DHC Rheinland "Wir sind im Ausnahmezustand"

DHC Rheinland · Kai Wandschneider, Trainer des DHC Rheinland, spricht im Interview mit der NGZ über die Lage drei Tage nach dem Insolvenzantrag.

Er versucht, auch in diesen Tagen so etwas wie Normalität aufrecht zu erhalten: Gestern schaute sich Kai Wandschneider den morgigen Gegner MT Melsungen auf Video an, heute bittet er seine verbliebenen Schützlinge zum Abschlusstraining. Die NGZ sprach mit dem Dormagener Trainer über die Lage.

Herr Wandschneider, kann man unter den derzeitigen Umständen überhaupt Handball spielen und trainieren?

Kai Wandschneider Es fällt verdammt schwer, aber wir versuchen es.
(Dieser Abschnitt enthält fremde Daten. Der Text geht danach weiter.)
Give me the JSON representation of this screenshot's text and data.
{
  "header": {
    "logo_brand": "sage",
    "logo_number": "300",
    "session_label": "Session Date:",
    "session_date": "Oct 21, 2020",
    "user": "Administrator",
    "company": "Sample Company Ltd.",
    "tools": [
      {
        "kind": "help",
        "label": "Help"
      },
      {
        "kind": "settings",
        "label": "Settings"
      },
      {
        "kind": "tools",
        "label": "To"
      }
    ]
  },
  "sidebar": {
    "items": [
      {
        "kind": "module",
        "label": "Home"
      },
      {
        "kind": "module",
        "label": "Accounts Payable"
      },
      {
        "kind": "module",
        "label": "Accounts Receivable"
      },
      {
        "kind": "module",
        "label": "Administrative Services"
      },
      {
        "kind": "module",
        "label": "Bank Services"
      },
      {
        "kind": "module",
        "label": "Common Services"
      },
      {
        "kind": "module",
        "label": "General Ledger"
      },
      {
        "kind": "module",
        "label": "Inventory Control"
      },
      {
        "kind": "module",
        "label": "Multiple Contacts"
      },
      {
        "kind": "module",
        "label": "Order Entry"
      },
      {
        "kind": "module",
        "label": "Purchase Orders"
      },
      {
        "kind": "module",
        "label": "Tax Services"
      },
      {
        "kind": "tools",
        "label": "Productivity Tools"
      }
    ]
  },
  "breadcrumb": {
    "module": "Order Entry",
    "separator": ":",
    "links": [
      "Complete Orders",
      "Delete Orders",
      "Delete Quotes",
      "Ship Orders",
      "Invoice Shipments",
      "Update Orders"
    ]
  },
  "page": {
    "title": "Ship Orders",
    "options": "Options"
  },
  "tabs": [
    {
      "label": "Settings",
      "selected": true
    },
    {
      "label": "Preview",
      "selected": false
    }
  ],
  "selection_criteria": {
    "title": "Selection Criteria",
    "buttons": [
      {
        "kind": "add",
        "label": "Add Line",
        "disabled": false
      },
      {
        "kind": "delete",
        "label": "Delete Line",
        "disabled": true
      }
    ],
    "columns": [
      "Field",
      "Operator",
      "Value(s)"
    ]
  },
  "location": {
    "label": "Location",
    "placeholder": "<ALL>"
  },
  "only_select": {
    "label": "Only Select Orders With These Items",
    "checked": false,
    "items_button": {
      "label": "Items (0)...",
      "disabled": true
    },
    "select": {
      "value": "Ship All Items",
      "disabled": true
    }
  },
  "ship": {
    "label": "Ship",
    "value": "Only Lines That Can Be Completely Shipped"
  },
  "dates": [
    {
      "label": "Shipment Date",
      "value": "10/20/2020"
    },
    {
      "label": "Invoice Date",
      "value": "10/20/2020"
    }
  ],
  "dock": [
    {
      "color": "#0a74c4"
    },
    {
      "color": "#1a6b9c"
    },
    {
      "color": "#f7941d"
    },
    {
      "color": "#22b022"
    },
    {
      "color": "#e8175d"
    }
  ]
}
Das Gespräch mit dem Insolvenzverwalter war da sehr hilfreich, wir haben einen sehr guten Überblick über die Situation erhalten, wissen jetzt auch, was in den nächsten Monaten auch in finanziellen Hinsicht auf uns zu kommt. Das wird für viele nicht einfach, denn unsere Gehälter waren ja ohnehin nicht besonders hoch. Deshalb habe ich auch Verständnis für die Spieler, die uns jetzt verlassen.

Bleibt die Mannschaft denn noch halbwegs konkurrenzfähig?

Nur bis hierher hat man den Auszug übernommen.